Мешая слушать, на улице досадно шаркают чьи-то неверные шаги.

– Сон богородицы – знаешь?

– Не-е…

– Спроси старух. Это – хорошо знать. Неграмотна?

– Нету. А какой сон-от?

– Вот – слушай…

Под окном раздаётся осторожный вопрос Конёва:

– Наши – тут? Ну, слава те господи! Заплутал я, брат, собак взбудил, еле на кулаки не попался… на-кось держи!

Он подал мне большой арбуз, потом сам ввалился в окно, отряхиваясь и шумя.

– И хлебца добыл довольно. Думаешь – украл всё? Ни-ни! Почто красть, коли выпросить можно? Я ловок на это, умею подсыпаться к людям. Иду – вижу: в хате огонь, за столом люди ужинают, – а где много людей, там всегда один добрый есть! Вот – и поужинал, и выпил, и вам притащил… эй, бабоньки!

Они не отвечали.

– Дрыхнут, курвины дочери. Бабы?

– Чего надо? – сухо спросила рязанка.

– Арбузу хотите?

– Спасибо.

Конёв стал осторожно подвигаться на голос.

– А хлеба? Пшенисный хлеб, мягкий… просто как ты…

Подруга рязанки сказала голосом нищей:

– Дай мне хлебца…

– То-то же! Где вы тут?

– Мне и арбузу…

– Ты – которая?

– Ой! – болезненно вскрикнула рязанка. – Куда те несёт, пострел?

– Не кричи… темно…

– Спичку бы зажег, чорт.

– Сам-четвёрт. Спичек у меня мало. Ежели я схватился за тебя, не велика беда. Муж бил – больней было. Бил муж-то?

– А тебе что?

– Любопытно. Эдакую бабёночку…

– Ты – слушай… ты – не тронь… а то…

– А что?

Они спорили долго, бросая друг в друга какими-то короткими и всё более злыми словами, наконец рязанка глухо крикнула:

– О, чорт паршивый… туда же…

Началась возня, раздались удары по мягкому, Конёв скверно хихикал, а пензенская промямлила:

– Не балуйте, бесстыжие…

Я зажёг спичку, подошёл к ним и молча оттащил Конёва прочь, это не обидело его, а как будто только охладило: сидя на полу в ногах у меня, отдуваясь и поплёвывая, он говорил увещевающим голосом:

– С тобой, дура, играют, а ты – эко, разошлась!.. Убудет тебя…
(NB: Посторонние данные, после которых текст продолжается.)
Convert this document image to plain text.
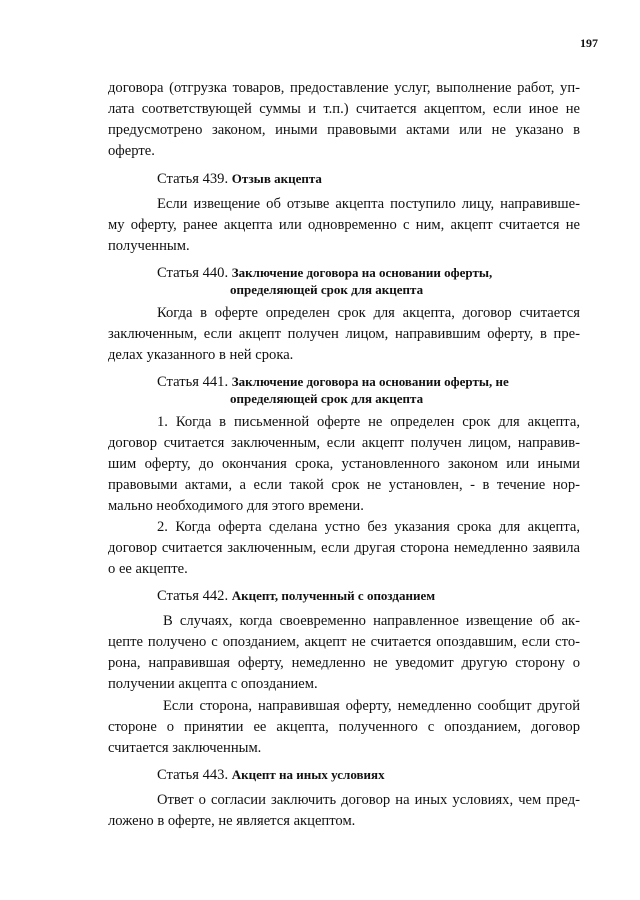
197
договора (отгрузка товаров, предоставление услуг, выполнение работ, уп-
лата соответствующей суммы и т.п.) считается акцептом, если иное не
предусмотрено законом, иными правовыми актами или не указано в
оферте.
Статья 439. Отзыв акцепта
Если извещение об отзыве акцепта поступило лицу, направивше-
му оферту, ранее акцепта или одновременно с ним, акцепт считается не
полученным.
Статья 440. Заключение договора на основании оферты,
определяющей срок для акцепта
Когда в оферте определен срок для акцепта, договор считается
заключенным, если акцепт получен лицом, направившим оферту, в пре-
делах указанного в ней срока.
Статья 441. Заключение договора на основании оферты, не
определяющей срок для акцепта
1. Когда в письменной оферте не определен срок для акцепта,
договор считается заключенным, если акцепт получен лицом, направив-
шим оферту, до окончания срока, установленного законом или иными
правовыми актами, а если такой срок не установлен, - в течение нор-
мально необходимого для этого времени.
2. Когда оферта сделана устно без указания срока для акцепта,
договор считается заключенным, если другая сторона немедленно заявила
о ее акцепте.
Статья 442. Акцепт, полученный с опозданием
В случаях, когда своевременно направленное извещение об ак-
цепте получено с опозданием, акцепт не считается опоздавшим, если сто-
рона, направившая оферту, немедленно не уведомит другую сторону о
получении акцепта с опозданием.
Если сторона, направившая оферту, немедленно сообщит другой
стороне о принятии ее акцепта, полученного с опозданием, договор
считается заключенным.
Статья 443. Акцепт на иных условиях
Ответ о согласии заключить договор на иных условиях, чем пред-
ложено в оферте, не является акцептом.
– Получил? – спокойно спросили из угла.

– Ну, так что? Губу разбила… важность!

– Подкатись-ка ещё, я те и башку разобью…

– Лошадь! Глупость деревенская… И ты тоже, – обратился он ко мне, – тащишь за что попало в руки… одёжу рвёшь…

– Не обижай человека.

– Чудак, – не обижай! Разве бабу этим обидишь?

И со смешком, грязно, он начал рассказывать о том, как ловко бабы умеют грешить, как они любят обмануть мужика.

– Похабники, – сонно проворчала пензячка.

Скрипнув зубами, парень вскочил, сел и, схватившись за голову руками, угрюмо заговорил:

– Уйду завтра… домой пойду… Господи! Всё едино…

Снова свалился, как убитый, а Конёв сказал:

– Оглобля.

Во тьме поднялась чёрная фигура, бесшумно, как рыба в воде, поплыла к двери, исчезла.

– Ушла, – сообразил Конёв. – Здо-оровая бабища! Ну, всё-таки, ежели бы ты не помешал, я бы одолел её, ей-богу!